Steve Albini, morto aos 61 anos, vítima de um ataque cardíaco, era verborrágico quando interessava, de opiniões imutáveis. Também ficava intencionalmente quieto, como se deixasse o interlocutor nervoso, com um silêncio que pesava toneladas.

A fama de resmungão, mas também de ser um sujeito de bom coração com as bandas novas, fizeram dele um dos pais do rock pesado moderno.

Quem ama Pixies, Nirvana, PJ Harvey, The Breeders, e os dissidentes, de gerações posteriores, deve a estética das guitarras arrasadoras, altas a ponto de parecer gastar o tímpano, ao estilo de Albini.

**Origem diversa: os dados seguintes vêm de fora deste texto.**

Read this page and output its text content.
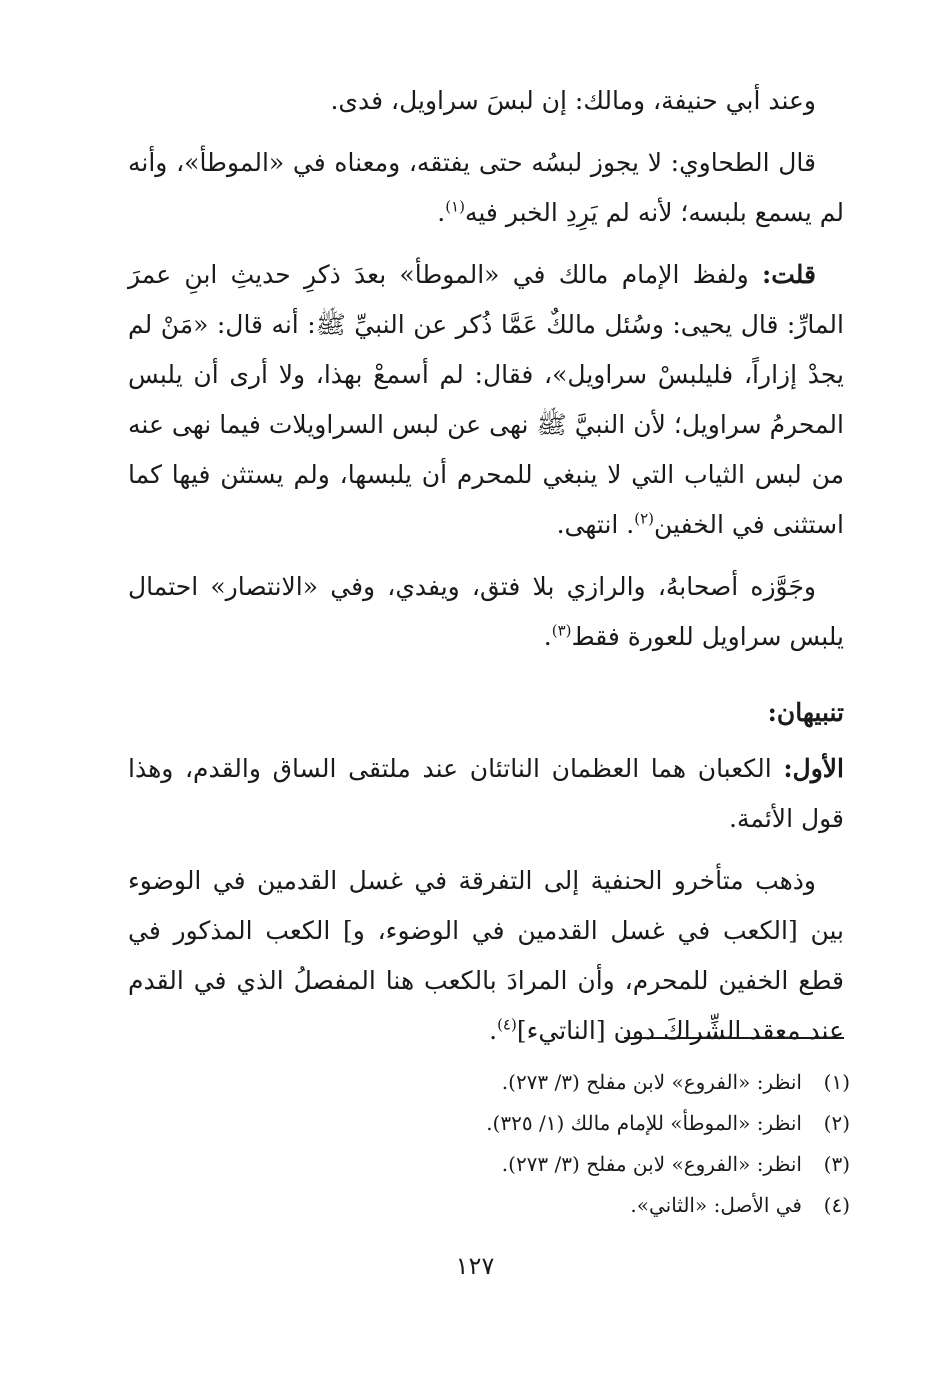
وعند أبي حنيفة، ومالك: إن لبسَ سراويل، فدى.

قال الطحاوي: لا يجوز لبسُه حتى يفتقه، ومعناه في «الموطأ»، وأنه لم يسمع بلبسه؛ لأنه لم يَرِدِ الخبر فيه$^{(١)}$.

قلت: ولفظ الإمام مالك في «الموطأ» بعدَ ذكرِ حديثِ ابنِ عمرَ المارِّ: قال يحيى: وسُئل مالكٌ عَمَّا ذُكر عن النبيِّ ﷺ: أنه قال: «مَنْ لم يجدْ إزاراً، فليلبسْ سراويل»، فقال: لم أسمعْ بهذا، ولا أرى أن يلبس المحرمُ سراويل؛ لأن النبيَّ ﷺ نهى عن لبس السراويلات فيما نهى عنه من لبس الثياب التي لا ينبغي للمحرم أن يلبسها، ولم يستثن فيها كما استثنى في الخفين$^{(٢)}$. انتهى.

وجَوَّزه أصحابهُ، والرازي بلا فتق، ويفدي، وفي «الانتصار» احتمال يلبس سراويل للعورة فقط$^{(٣)}$.

تنبيهان:

الأول: الكعبان هما العظمان الناتئان عند ملتقى الساق والقدم، وهذا قول الأئمة.

وذهب متأخرو الحنفية إلى التفرقة في غسل القدمين في الوضوء بين [الكعب في غسل القدمين في الوضوء، و] الكعب المذكور في قطع الخفين للمحرم، وأن المرادَ بالكعب هنا المفصلُ الذي في القدم عند معقد الشِّراكَ دون [الناتيء]$^{(٤)}$.

(١)
انظر: «الفروع» لابن مفلح (٣/ ٢٧٣).
(٢)
انظر: «الموطأ» للإمام مالك (١/ ٣٢٥).
(٣)
انظر: «الفروع» لابن مفلح (٣/ ٢٧٣).
(٤)
في الأصل: «الثاني».
١٢٧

Entre suas manias, ele detestava ser chamado de produtor, preferia ser tratado como “engenheiro de som”. Que assim seja: Steve Albini era muito mais do que produtor do Nirvana, Pixies e essa turma toda. Faz sentido. Albini não era arbitrário nas suas interações em estúdio, mas ele tinha um estilo próprio: quem o procurava para trabalhar sabia o que encontraria.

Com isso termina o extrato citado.